Pour cette deuxième chronique, j’ai voulu m’attaquer (littéralement, parce que c’est vraiment un sujet complexe!) à la notion « d’authenticité » dans la musique metal. Pourquoi m’intéresser à ce sujet? Tout d’abord parce qu’il y a un grand flou dans l’utilisation de ce terme, qui est souvent pluggé à toutes les sauces par les médias et par les amateurs quand vient le temps de qualifier la musique d’un groupe, d’un artiste, etc. Pour bien illustrer mon point, j’ai fait une petite recherche par mots-clés (authenticity, authentic, metal music/authenticité, authentique, musique metal) dans Twitter[1] et voici les principaux tweets que j’ai retenus :

Kakul Chandra @Kakul_Chandra, 17 févr. 2020 : « Well I like metal music because of it’s authenticity and the ‘actual’ use of ‘actual’ instruments […] ».

Soundcheck with Gentry @jegentry66, 12 juin 2020 : « On this day in Rock music history June 12th 1985, Megadeth released their debut album Killing Is My Business… and Business Is Good! It played an essential role in establishing thrash metal as an authentic subgenre of heavy metal music ».

Sharon Thompson @MotherSquid, 2 juin 2020 : « […] Kaitlyn [Bennett] is a total poser. Never authentic, always a wannabe. But her #1 truth will sadly forever be her ».

Photo prise sur le compte Twitter de Sharon Thompson

Matt Ryan/Ozzy Dead @MatthewRyan15, 15 juil. 2019 : « The line of going to a show for the experience is exactly what I go to each show for. Which is why I love both wrestling and rock/metal music. Both leave me feeling the experiences that both provide in various authentic ways ».

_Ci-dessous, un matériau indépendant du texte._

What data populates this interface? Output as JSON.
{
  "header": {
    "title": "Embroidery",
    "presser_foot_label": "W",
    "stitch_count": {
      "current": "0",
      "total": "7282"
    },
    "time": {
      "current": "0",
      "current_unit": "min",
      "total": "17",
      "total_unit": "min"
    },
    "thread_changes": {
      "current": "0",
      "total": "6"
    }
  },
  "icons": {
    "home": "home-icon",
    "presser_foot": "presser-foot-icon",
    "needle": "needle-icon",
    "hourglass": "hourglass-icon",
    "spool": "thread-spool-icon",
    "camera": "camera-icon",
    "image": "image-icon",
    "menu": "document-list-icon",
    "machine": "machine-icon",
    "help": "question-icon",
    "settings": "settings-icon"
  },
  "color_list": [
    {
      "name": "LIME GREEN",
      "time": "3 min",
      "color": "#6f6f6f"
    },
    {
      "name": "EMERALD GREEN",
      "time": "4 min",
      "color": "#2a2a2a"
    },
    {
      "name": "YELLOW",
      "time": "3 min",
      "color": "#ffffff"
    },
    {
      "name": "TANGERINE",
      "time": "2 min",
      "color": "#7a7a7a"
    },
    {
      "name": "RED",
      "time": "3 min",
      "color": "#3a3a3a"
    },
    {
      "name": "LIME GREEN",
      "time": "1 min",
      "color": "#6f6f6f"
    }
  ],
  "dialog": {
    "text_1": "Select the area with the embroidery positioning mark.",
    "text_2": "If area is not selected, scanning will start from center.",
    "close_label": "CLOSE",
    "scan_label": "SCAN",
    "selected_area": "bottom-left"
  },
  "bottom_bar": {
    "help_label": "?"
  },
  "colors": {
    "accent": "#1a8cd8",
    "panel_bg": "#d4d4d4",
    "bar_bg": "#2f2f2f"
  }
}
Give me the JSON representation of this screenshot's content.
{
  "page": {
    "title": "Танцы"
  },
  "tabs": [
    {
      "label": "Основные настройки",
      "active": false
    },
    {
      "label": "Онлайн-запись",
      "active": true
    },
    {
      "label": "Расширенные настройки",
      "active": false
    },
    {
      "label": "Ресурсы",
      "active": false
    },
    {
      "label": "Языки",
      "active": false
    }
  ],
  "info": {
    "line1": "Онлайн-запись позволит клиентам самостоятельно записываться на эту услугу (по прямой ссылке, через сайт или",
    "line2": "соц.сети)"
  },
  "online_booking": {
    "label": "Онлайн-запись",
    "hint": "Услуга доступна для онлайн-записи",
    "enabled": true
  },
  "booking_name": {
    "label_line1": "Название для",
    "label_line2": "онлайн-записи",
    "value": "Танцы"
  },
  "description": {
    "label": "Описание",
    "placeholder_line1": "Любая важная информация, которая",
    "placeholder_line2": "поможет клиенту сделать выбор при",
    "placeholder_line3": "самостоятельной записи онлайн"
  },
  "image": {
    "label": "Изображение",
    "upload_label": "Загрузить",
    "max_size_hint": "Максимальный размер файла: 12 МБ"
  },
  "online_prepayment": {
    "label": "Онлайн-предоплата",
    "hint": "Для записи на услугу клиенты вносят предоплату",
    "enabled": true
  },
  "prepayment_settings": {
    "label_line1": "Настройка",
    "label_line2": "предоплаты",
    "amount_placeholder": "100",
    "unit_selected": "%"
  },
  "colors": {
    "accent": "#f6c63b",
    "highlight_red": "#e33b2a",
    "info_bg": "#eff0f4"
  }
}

Manifesting Inspirado@NaiaRose13, 13 mai 2019 : « Having experienced the brain-grabbing complexity & radical authenticity of @Lazer/Wulf, I was eager to talk with Bryan “Racecar” Aiken, the creative force at the beating heart of this band ».

Hugo Plaza @hplav, 21 oct. 2018 : « When @ironmaiden makes authentic metal music and not only money Another Life – 1998 Remastered Version de Iron Maiden. https://open.spotify.com/track/0NlYnniNRXy3KyIoGoMHDl?si=Px7C-Q1LTrK984XV0ECGgA ».

MMH – The Home Of Rock Radio @MMH_Radio, 13 déc. 2017 : « […] “Lovebites deliver over an hour of some sincerely hard hitting and classy metal music, with an authentic Japanese edge.” Check out the review of @lovebites_jp ».

Après une première lecture de ces commentaires, on remarque que tous les groupes, personnes ou expériences dont il est question sont qualifiés « d’authentiques ». Mais le sont-ils pour les mêmes raisons? Est-ce que l’utilisation de ce terme réfère aux mêmes éléments? La réponse est évidemment : non. Maintenant, regardons pourquoi et surtout à quoi ce terme réfère vraiment.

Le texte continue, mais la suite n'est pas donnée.